Tuesday, September 28, 2010
A literary revelation
When we were leaving San Francisco, Mike (who is subletting our apartment) gave me this book, Rayuela (Hopscotch - in translation), by Julio Cortazar. I almost left it behind in LA X: I'd never heard of Cortazar, and the book was large, dense, and lacking in all but the outlines of a narrative structure. But there were certain little moments that kept me going. Even though I didn't like the somewhat nihilistic protagonist very much, I liked the way his mind worked and the fun he had with language (ie Cortazar). I also liked the fact that he was writing about places I was walking through in Buenos Aires. This morning I finished the book - as this usually sunny loft few blocks from Plaza Cortazar was plastered in rain and shaken by donner and blitzen (odd that the Norse/German words for thunder and lightning have now become cute cartoons on spindly legs - but I enjoy the image of these enraged reindeeritos flying into the window).
Here are a couple things I liked from the book:
"Explanation is a well-dressed mistake."
The main character says this -- he's joking around (well, it's hard to tell when he is ever serious) -- all the same I like it because it captures an idea in a few words that Thomas Kuhn spun into a whole book (published the year before actually).
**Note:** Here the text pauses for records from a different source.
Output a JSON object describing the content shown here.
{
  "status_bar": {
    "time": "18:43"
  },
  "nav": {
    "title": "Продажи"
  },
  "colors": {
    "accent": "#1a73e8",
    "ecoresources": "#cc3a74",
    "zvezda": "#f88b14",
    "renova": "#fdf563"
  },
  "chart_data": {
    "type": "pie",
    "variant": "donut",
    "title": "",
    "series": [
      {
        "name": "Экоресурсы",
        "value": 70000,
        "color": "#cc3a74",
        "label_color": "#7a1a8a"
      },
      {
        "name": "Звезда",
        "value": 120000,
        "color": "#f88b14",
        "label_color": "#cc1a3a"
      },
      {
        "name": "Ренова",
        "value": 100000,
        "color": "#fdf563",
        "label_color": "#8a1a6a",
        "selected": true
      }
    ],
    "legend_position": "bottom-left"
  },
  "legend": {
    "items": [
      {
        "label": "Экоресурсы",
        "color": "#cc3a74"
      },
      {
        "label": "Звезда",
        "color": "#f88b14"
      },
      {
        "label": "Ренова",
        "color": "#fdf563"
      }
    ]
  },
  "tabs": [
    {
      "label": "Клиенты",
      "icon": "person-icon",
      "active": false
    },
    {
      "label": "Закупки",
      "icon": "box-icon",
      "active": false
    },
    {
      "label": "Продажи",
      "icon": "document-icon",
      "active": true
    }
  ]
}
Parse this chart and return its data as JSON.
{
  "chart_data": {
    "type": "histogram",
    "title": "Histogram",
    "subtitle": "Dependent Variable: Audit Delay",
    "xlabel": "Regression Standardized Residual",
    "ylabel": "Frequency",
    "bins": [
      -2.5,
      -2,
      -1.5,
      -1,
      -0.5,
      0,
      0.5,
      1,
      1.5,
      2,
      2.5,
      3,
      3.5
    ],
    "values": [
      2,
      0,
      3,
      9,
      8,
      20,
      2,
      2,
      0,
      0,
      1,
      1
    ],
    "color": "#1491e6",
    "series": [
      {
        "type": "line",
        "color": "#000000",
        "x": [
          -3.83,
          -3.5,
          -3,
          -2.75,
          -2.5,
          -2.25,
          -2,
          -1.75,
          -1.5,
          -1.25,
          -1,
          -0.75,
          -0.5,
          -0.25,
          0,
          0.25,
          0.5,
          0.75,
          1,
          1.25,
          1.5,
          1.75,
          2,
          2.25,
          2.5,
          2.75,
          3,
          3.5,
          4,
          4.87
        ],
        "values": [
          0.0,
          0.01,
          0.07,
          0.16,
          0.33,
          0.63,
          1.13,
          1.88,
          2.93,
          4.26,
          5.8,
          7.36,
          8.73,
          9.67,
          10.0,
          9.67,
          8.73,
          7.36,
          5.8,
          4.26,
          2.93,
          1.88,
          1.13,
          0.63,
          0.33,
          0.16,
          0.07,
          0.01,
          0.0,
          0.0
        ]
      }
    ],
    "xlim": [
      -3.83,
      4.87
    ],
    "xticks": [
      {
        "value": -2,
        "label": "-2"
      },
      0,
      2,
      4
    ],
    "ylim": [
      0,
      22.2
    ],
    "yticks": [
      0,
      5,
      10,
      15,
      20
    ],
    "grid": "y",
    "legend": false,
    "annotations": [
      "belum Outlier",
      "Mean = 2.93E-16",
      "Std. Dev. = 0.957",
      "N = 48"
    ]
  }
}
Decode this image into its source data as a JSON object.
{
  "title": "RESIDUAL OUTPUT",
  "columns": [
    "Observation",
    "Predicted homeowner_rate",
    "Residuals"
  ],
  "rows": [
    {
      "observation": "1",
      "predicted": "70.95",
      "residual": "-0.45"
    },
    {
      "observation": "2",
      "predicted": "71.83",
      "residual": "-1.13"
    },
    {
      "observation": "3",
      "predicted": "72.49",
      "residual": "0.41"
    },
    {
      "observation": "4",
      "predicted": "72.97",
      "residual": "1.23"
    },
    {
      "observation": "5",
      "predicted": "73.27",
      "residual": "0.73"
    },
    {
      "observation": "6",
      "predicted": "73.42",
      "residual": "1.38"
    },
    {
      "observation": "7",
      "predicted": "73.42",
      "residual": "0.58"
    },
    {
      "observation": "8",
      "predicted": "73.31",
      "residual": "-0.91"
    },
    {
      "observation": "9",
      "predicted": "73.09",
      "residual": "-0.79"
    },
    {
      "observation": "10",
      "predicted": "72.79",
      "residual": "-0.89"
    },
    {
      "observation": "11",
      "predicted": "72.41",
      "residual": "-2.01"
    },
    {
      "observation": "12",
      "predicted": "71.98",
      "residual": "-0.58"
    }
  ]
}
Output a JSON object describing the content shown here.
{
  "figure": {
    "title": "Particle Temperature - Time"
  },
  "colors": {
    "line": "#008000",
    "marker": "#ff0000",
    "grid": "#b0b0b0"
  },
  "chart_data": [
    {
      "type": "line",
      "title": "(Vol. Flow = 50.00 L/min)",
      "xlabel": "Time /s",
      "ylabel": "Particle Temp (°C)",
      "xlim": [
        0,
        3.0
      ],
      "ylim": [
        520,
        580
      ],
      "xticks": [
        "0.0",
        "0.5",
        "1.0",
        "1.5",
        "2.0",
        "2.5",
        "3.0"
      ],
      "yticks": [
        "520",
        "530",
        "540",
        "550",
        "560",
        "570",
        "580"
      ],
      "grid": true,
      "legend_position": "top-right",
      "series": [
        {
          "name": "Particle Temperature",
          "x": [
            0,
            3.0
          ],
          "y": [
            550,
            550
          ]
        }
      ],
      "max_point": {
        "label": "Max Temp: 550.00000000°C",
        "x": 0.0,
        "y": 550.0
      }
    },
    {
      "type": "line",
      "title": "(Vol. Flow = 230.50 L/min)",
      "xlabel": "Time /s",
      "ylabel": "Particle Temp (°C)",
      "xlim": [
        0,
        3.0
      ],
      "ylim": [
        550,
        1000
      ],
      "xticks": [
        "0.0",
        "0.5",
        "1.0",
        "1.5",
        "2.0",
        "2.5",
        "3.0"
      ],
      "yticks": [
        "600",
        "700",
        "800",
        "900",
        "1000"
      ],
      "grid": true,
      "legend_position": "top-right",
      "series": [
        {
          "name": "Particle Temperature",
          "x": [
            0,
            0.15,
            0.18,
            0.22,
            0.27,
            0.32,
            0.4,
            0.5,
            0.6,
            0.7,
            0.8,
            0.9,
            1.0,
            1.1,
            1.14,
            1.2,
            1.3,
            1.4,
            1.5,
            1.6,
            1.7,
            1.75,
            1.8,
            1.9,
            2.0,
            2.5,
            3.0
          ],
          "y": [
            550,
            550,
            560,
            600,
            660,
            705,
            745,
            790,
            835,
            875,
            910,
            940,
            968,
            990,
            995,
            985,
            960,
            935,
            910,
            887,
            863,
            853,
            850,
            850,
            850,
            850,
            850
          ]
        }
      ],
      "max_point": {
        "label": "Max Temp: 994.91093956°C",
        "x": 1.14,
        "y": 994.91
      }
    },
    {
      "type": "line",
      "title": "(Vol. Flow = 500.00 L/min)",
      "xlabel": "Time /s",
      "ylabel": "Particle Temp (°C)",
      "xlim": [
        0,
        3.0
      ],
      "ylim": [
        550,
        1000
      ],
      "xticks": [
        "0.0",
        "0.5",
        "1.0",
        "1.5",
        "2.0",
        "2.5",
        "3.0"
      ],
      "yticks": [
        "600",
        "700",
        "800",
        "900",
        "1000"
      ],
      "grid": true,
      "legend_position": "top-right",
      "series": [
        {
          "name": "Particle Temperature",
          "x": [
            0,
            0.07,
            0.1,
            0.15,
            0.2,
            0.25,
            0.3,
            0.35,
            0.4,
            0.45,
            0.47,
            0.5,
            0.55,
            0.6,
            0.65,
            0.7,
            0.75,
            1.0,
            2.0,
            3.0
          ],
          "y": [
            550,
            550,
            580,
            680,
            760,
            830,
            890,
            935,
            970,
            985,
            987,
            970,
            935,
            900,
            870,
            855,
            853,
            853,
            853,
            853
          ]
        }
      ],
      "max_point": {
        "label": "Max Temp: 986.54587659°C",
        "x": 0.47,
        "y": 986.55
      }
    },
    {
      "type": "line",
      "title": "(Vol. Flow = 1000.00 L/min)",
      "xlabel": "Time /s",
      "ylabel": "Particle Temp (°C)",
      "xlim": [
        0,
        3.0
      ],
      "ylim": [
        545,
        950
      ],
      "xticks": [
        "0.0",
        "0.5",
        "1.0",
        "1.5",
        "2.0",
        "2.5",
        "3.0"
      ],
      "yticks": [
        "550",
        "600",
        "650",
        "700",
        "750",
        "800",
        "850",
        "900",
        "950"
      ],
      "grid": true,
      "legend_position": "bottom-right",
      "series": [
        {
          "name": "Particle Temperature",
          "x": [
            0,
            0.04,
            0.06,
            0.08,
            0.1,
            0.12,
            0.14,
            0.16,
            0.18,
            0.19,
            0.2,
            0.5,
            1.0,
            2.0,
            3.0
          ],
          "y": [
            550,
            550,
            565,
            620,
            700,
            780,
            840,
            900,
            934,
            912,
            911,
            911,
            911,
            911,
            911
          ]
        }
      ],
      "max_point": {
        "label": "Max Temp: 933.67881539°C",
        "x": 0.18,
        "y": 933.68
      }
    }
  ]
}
This next one takes a bit more explanation: A character (Traveler) is reading the works of a (fictional I hope) Uruguayan philosopher name Ceferino who has this Utopian vision for reorganizing the world. According to his scheme each country gets 45 national corporations (like the EPA, FBI, FCC, that sort of thing). Number 25 is the National Corporation of Hospitals and Related Houses, and includes, "all hospitals of all types, workshops for repairs and adjustments, houses for the curing of hides, stables for the curing of horses, dental clinics, barber shops, houses for the pruning of plants, houses for the arrangement of intricate legal forms, etc. ...
"There is is," Traveler said. "A break that proves Ceferino's perfect central healthiness ... there's no reason to accept the order of things the way daddy hands them to us. Cefe thinks that the fact that something is being repaired unites a dentist and intricate legal forms; accidents are just as valuable as essences ... But it's pure poetry, boy. Cefe is breaking the mental crust, as somebody or other said, and he's beginning to see the world from a different angle. Of course this is what they call being batty."
Beth helpfully suggested (when I told her about this business with the mental crust) that whenever one is tempted to say "paradigm shift" you should instead say "breaking the mental crust." It's a metaphor you can actually visualize. Incidentally, Kuhn was the one that popularized the term paradigm and it's shiftiness.